Overview
- Owner: Kolkata Mass Rapid Transit Pvt Ltd
- Locale: Kolkata, India
- Transit type: Light Rail
- Number of lines: 2

Operation
- Operator(s): SREI Infrastructure Finance

Technical
- Track gauge: 1,000 mm (3 ft 3+3⁄8 in)

= Kolkata Light Rail Transit =

Rapid transit system proposed for Kolkata, West Bengal, India

Kolkata Light Rail Transit (KLRT) is a mass rapid transit system proposed for the city of Kolkata in India. The Government of West Bengal and SREI Infrastructure Finance signed a memorandum of understanding (MoU) to set up the light rail transit (LRT) system. A special purpose vehicle, Kolkata Mass Rapid Transit Pvt Ltd has been formed to execute this Rs.6000 crore project.

==History==
April 2002: The Master Plan for Kolkata Metropolitan Area (KMA) for 2025 was submitted for the approval by the Metropolitan Planning Committee. It was proposed to be executed soon after securing agreement from the Chief Minister of West Bengal, Buddhadeb Bhattacharjee. It was suggested in the feasibility report that it will work well as an intermediate system for some selected corridors. The search for funding started and it did not sound much in public.

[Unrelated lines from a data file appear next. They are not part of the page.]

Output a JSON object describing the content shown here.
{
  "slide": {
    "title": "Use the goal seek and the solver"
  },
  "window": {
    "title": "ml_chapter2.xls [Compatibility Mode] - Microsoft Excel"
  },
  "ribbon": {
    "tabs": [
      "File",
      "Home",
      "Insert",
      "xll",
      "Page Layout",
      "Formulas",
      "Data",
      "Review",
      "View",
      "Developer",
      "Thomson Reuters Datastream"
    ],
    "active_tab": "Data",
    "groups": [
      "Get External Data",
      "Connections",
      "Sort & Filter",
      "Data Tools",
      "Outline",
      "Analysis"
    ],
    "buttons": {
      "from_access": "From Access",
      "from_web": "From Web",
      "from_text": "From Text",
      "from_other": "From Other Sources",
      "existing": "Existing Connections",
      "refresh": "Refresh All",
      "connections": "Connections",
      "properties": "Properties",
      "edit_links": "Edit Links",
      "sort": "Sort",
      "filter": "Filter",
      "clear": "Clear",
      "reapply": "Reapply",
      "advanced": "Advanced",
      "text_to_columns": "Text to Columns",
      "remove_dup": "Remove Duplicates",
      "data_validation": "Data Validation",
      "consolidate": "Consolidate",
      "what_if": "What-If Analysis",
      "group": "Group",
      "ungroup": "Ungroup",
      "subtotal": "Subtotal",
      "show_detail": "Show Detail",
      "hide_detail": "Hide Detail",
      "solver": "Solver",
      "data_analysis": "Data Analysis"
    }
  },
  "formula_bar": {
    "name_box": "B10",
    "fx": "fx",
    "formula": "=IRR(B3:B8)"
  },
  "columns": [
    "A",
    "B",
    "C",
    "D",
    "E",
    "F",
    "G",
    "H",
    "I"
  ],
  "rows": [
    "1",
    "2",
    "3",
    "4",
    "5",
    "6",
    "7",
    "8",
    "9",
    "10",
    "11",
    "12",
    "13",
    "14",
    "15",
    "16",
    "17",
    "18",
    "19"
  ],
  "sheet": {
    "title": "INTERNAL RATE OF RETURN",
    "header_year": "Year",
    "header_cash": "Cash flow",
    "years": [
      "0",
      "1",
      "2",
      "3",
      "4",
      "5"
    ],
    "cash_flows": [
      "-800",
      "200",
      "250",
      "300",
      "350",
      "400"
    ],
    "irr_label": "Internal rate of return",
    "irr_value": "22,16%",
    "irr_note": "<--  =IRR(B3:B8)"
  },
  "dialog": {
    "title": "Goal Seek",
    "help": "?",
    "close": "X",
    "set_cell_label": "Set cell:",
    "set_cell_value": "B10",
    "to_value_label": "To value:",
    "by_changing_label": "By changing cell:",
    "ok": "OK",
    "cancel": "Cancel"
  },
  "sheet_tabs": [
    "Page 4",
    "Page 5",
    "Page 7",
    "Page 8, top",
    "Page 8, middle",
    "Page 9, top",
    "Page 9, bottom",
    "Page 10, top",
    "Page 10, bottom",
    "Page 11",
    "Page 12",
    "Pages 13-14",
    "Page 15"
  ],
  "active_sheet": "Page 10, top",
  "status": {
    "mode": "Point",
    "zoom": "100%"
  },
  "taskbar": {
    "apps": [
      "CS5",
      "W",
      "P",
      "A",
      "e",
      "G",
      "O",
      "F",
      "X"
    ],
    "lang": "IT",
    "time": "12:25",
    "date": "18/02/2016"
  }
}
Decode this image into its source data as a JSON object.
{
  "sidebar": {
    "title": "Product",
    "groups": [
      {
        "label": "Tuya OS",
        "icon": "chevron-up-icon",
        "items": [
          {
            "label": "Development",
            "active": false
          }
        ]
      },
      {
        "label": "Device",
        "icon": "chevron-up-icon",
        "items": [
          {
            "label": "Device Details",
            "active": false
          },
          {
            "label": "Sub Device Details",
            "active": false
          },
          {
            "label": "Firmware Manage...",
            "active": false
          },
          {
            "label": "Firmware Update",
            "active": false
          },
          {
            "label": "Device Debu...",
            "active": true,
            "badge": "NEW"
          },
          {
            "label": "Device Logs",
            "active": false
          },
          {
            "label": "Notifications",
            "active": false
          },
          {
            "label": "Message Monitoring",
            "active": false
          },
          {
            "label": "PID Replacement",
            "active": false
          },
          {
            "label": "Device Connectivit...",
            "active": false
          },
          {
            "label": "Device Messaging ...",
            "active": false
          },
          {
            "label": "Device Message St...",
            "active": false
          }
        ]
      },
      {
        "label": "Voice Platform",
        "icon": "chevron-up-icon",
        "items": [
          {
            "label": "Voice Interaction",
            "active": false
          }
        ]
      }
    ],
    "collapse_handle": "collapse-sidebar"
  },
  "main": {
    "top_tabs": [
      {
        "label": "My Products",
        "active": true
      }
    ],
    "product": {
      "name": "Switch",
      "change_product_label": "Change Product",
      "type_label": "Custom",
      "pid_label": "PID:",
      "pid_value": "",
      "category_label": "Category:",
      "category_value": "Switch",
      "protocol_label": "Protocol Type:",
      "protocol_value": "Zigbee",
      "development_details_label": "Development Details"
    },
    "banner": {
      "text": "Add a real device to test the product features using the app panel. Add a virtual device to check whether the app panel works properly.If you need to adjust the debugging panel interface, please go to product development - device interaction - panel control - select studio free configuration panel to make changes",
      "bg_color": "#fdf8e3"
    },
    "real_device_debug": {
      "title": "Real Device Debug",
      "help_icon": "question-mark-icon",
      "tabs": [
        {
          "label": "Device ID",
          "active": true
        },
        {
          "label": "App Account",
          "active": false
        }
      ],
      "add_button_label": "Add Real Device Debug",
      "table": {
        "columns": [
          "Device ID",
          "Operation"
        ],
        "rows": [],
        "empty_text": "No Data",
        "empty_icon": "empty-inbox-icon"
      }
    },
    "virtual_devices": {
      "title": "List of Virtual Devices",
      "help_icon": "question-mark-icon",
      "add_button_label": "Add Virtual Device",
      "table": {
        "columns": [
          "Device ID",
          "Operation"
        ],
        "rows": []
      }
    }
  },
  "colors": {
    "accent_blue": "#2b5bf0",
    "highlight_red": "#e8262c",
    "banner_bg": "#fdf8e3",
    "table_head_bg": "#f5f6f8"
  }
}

2004: The Kolkata government wanted assistance from the central government which agreed to provide assistance for one major transit system project. Bhattacharjee chose LRTS over the East-West Metro corridor for the assistance and asked the state transport secretary to prepare a revised feasibility study.

April 2005: The feasibility study by CES termed it as EMRTS (Elevated Mass Rapid Transit System) and proposed three corridors, all terminating at Esplanade. The rolling stock they proposed was high speed trams.

February 2009: The LRTS project was listed under JNNURM. It was to be jointly executed by SREI and the Czech-based AMEX Corporation on a Build-Operate-Transfer (BOT) basis. It was also proposed to make the LRTS station at Barrackpore a terminal point connecting it with the main line station. Mr. Hemant Kanoria, Chairman and Managing Director of Srei Infrastructure Limited signed an MOU with the Government of West Bengal to execute this project along with their consortium partners.

February 2020: The Housing Infrastructure Development Corporation (Hidco) is engaging a consultant to prepare a project proposal for either a ropeway system or a personalized rapid transit or a light rail transit (LRT) system from New Town's Action Area III to the Biswa Bangla Gate on the Narkeldanga intersection of the main arterial road in Action Area I.

== Corridors ==
- Corridor 1: Joka — Esplanade.
- Corridor 2: Esplanade — Barrackpore.
- Corridor 3: New Town (Narkelbagan) — Hatisala.